Местные жители на лугу отсутствовали – спектакль не про них. Меня это обрадовало. Иностранцы вальяжно восседали на стульях, абреки толпились рядом. Я заметил две телекамеры – бывший актер подготовился основательно. На пригорке примостился ДШК на универсальном станке, за ним серьезный абрек – позаботились о зенитном прикрытии.
Меня подвели к толпе, актер стал рассказывать о моих преступлениях. Переводчик трещал, арабы важно кивали. Актер, наконец, умолк и сделал знак. Из толпы вышли двое. Один тащил деревянную колоду, второй нес топор и огромный тесак. Колоду установили перед зрителями, палачи с топором и тесаком стали напротив меня – шагах в пяти. По знаку актера конвой оставил пленника и присоединился к зрителям.
– Ну что, старлей, кончилась твоя служба?! – сказал актер, явно наслаждаясь моментом. – Ты будешь умирать долго, гяур!

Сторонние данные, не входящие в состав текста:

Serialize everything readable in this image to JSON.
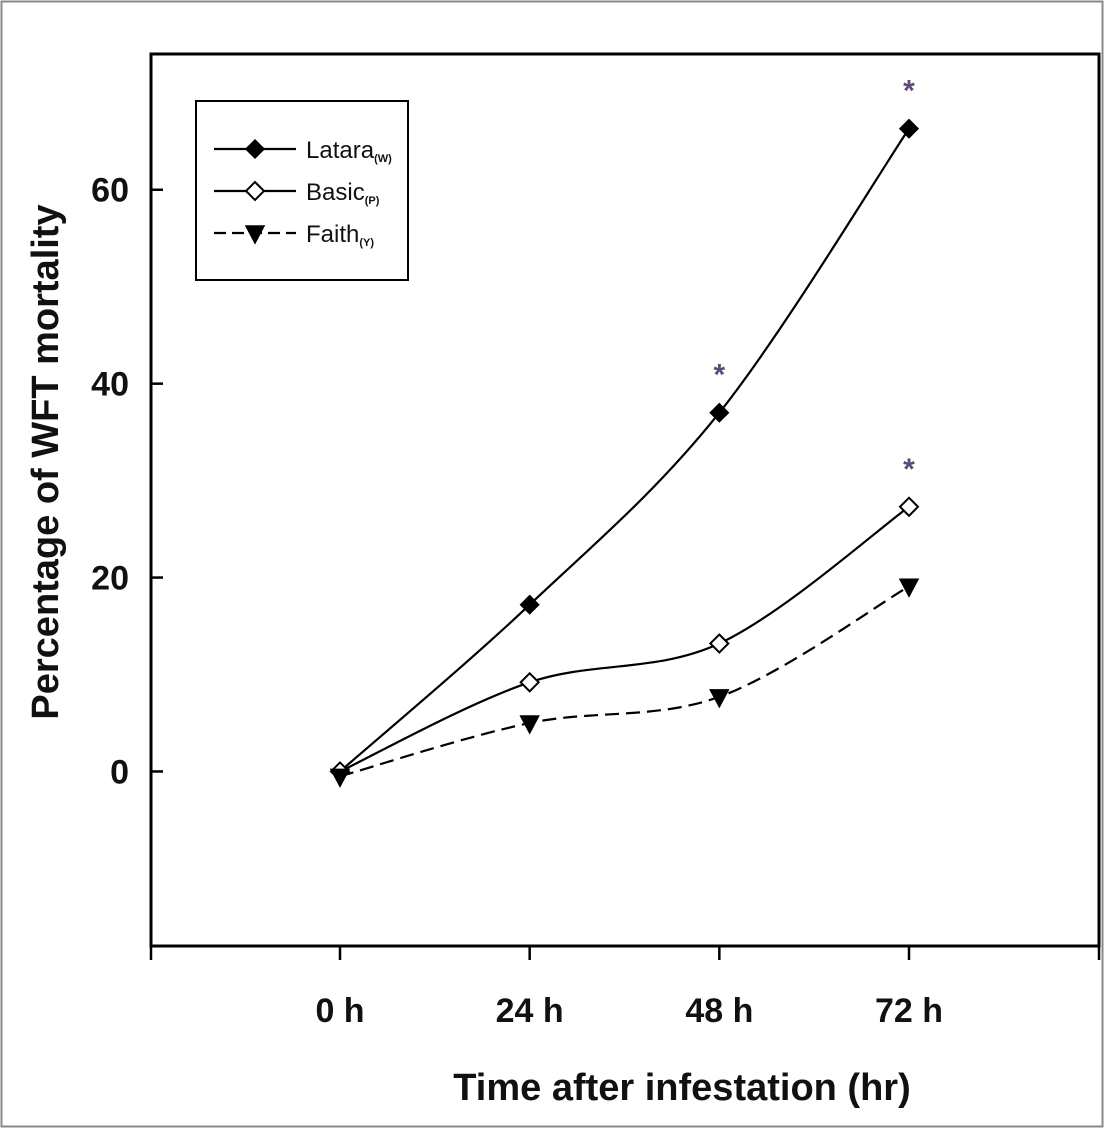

Подбежавшие операторы стали снимать сцену: павший духом приговоренный и его жизнерадостные палачи. Операторов не торопили – картинка должна быть подробной. Пора!

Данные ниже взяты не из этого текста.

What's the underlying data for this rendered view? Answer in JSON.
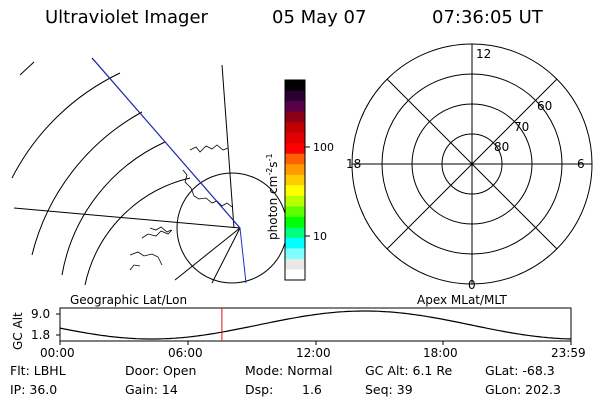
{
  "header": {
    "title": "Ultraviolet Imager",
    "date": "05 May 07",
    "time": "07:36:05 UT"
  },
  "colorbar": {
    "unit_label": "photon cm",
    "unit_exp1": "-2",
    "unit_mid": "s",
    "unit_exp2": "-1",
    "ticks": [
      "100",
      "10"
    ],
    "colors": [
      "#000000",
      "#2a0030",
      "#5a0048",
      "#8a0018",
      "#c00000",
      "#e00000",
      "#ff0000",
      "#ff6000",
      "#ff9a00",
      "#ffcc00",
      "#ffff00",
      "#b8ff00",
      "#60ff00",
      "#00ff00",
      "#00ff80",
      "#00ffff",
      "#80ffff",
      "#e8e8e8",
      "#ffffff"
    ]
  },
  "polar_plot": {
    "lat_labels": [
      "60",
      "70",
      "80"
    ],
    "mlt_labels": [
      "12",
      "18",
      "6",
      "0"
    ]
  },
  "map_labels": {
    "geographic": "Geographic Lat/Lon",
    "apex": "Apex MLat/MLT"
  },
  "orbit": {
    "y_axis_label": "GC Alt",
    "y_ticks": [
      "9.0",
      "1.8"
    ],
    "x_ticks": [
      "00:00",
      "06:00",
      "12:00",
      "18:00",
      "23:59"
    ],
    "current_time_hours": 7.6
  },
  "footer": {
    "filter": "Flt: LBHL",
    "door": "Door: Open",
    "mode": "Mode: Normal",
    "gc_alt": "GC Alt: 6.1 Re",
    "glat": "GLat: -68.3",
    "ip": "IP: 36.0",
    "gain": "Gain: 14",
    "dsp_label": "Dsp:",
    "dsp_value": "1.6",
    "seq": "Seq: 39",
    "glon": "GLon: 202.3"
  }
}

Со стороны, наверное, показалось, что гяур почесал правой ногой левую. Так сказать, нервное. На самом деле носок ботинка сорвал гранату, привязанную за кольцо к щиколотке. Я отчетливо слышал, как хлопнул капсюль, поджигая запал. "Хаттабка" вывалилась из штанины, носок ботинка поддел ее и точным ударом отправил в ноги палачам. Никто ничего не понял. Я досчитал до трех и рухнул в траву…
Звук разрыва у "хаттабки" негромкий, так себе – хлопок. Поэтому в толпе не сообразили. Когда я вскочил, палачи, стеная, лежали на траве, зрители смотрели на них, выпучив глаза. В три прыжка я подлетел к раненым и выхватил у одного "Стечкин" – пистолет я сразу приметил. Абреки не солдаты, оружие носят заряженным. Я очень надеялся, что это так, со скованными руками передернуть затвор трудно. Сдвинув предохранитель, я упал на колено…

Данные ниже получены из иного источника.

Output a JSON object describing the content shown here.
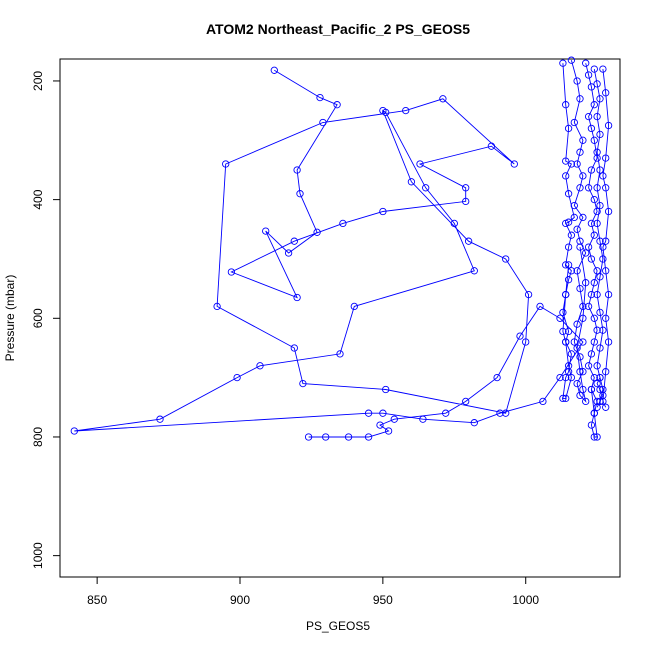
{
  "chart_data": {
    "type": "line",
    "title": "ATOM2 Northeast_Pacific_2 PS_GEOS5",
    "xlabel": "PS_GEOS5",
    "ylabel": "Pressure (mbar)",
    "xlim": [
      837,
      1033
    ],
    "ylim": [
      1036,
      163
    ],
    "y_reversed": true,
    "x_ticks": [
      850,
      900,
      950,
      1000
    ],
    "y_ticks": [
      200,
      400,
      600,
      800,
      1000
    ],
    "colors": {
      "series": "#0000ff",
      "axis": "#000000"
    },
    "markers": "open-circle",
    "series": [
      {
        "x": [
          912,
          928,
          934,
          920,
          921,
          927,
          917,
          909,
          920,
          897,
          919,
          936,
          950,
          979,
          979,
          963,
          988,
          996,
          971,
          958,
          929,
          895,
          892,
          919,
          922,
          951,
          993,
          1000,
          1001,
          993,
          980,
          960,
          950,
          951,
          965,
          975,
          982,
          940,
          935,
          907,
          899,
          872,
          842,
          945,
          950,
          964,
          982,
          991,
          1006,
          1012,
          1020,
          1012,
          1005,
          998,
          990,
          979,
          972,
          954,
          949,
          952,
          945,
          938,
          930,
          924
        ],
        "y": [
          182,
          228,
          240,
          350,
          390,
          455,
          490,
          453,
          565,
          522,
          470,
          440,
          420,
          403,
          380,
          340,
          310,
          340,
          230,
          250,
          270,
          340,
          580,
          650,
          710,
          720,
          760,
          640,
          560,
          500,
          470,
          370,
          250,
          253,
          380,
          440,
          520,
          580,
          660,
          680,
          700,
          770,
          790,
          760,
          760,
          770,
          776,
          760,
          740,
          700,
          640,
          600,
          580,
          630,
          700,
          740,
          760,
          770,
          780,
          790,
          800,
          800,
          800,
          800
        ]
      },
      {
        "x": [
          1013,
          1014,
          1015,
          1014,
          1016,
          1014,
          1015,
          1017,
          1015,
          1014,
          1016,
          1015,
          1014,
          1016,
          1015,
          1014,
          1013,
          1015,
          1014,
          1016,
          1015,
          1014,
          1013,
          1014,
          1016,
          1015,
          1014,
          1013,
          1014,
          1015
        ],
        "y": [
          170,
          240,
          280,
          335,
          340,
          360,
          390,
          430,
          438,
          440,
          460,
          480,
          510,
          520,
          535,
          560,
          590,
          622,
          640,
          660,
          690,
          700,
          735,
          735,
          700,
          680,
          640,
          622,
          560,
          510
        ]
      },
      {
        "x": [
          1016,
          1018,
          1019,
          1017,
          1020,
          1019,
          1018,
          1020,
          1019,
          1017,
          1020,
          1018,
          1019,
          1021,
          1018,
          1019,
          1020,
          1018,
          1017,
          1019,
          1020,
          1018,
          1019,
          1021,
          1020,
          1019,
          1018,
          1020,
          1021,
          1019
        ],
        "y": [
          165,
          200,
          230,
          270,
          300,
          320,
          340,
          360,
          380,
          410,
          430,
          450,
          470,
          490,
          520,
          550,
          580,
          610,
          640,
          665,
          690,
          710,
          730,
          740,
          720,
          690,
          650,
          600,
          540,
          480
        ]
      },
      {
        "x": [
          1021,
          1022,
          1023,
          1024,
          1022,
          1023,
          1024,
          1025,
          1023,
          1022,
          1024,
          1025,
          1023,
          1024,
          1022,
          1023,
          1025,
          1024,
          1023,
          1022,
          1024,
          1025,
          1024,
          1023,
          1022,
          1024,
          1023,
          1025,
          1024,
          1023,
          1024,
          1025,
          1024,
          1023
        ],
        "y": [
          170,
          190,
          210,
          240,
          260,
          280,
          300,
          330,
          350,
          380,
          400,
          420,
          440,
          460,
          480,
          500,
          520,
          540,
          560,
          580,
          600,
          620,
          640,
          660,
          680,
          700,
          720,
          740,
          760,
          780,
          800,
          800,
          760,
          720
        ]
      },
      {
        "x": [
          1024,
          1025,
          1026,
          1025,
          1026,
          1025,
          1026,
          1025,
          1026,
          1025,
          1026,
          1027,
          1026,
          1025,
          1026,
          1027,
          1026,
          1025,
          1026,
          1025,
          1026,
          1027,
          1026,
          1025,
          1026,
          1027,
          1026
        ],
        "y": [
          180,
          205,
          230,
          260,
          290,
          320,
          350,
          380,
          410,
          440,
          470,
          500,
          530,
          560,
          590,
          620,
          650,
          680,
          700,
          710,
          720,
          730,
          740,
          750,
          740,
          720,
          700
        ]
      },
      {
        "x": [
          1027,
          1028,
          1029,
          1028,
          1027,
          1028,
          1029,
          1028,
          1027,
          1028,
          1029,
          1028,
          1029,
          1028,
          1027,
          1028
        ],
        "y": [
          180,
          220,
          275,
          330,
          360,
          380,
          420,
          470,
          480,
          520,
          560,
          600,
          640,
          690,
          740,
          750
        ]
      }
    ]
  }
}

Планируя операцию, я понимал, что могу рассчитывать на пять секунд. В худшем случае – три. Именно столько требуется, чтоб осознать происходящее и поднять оружие. Недостаток времени требовал выбора цели. Поначалу я считал ею актера, но на лугу передумал. По горским обычаям за безопасность гостей несет ответственность хозяин – тот, кто созывал на праздник. Смерть гостей актеру не простят. Не стоит убивать покойника дважды. И еще… Абреки воюют за деньги шейхов. Много им отвалят, как шейхов убьют? Замять происшествие не удастся – операторы снимают даже сейчас. Ну, и, в-третьих… Мне очень не нравились бородатые, жирные рожи…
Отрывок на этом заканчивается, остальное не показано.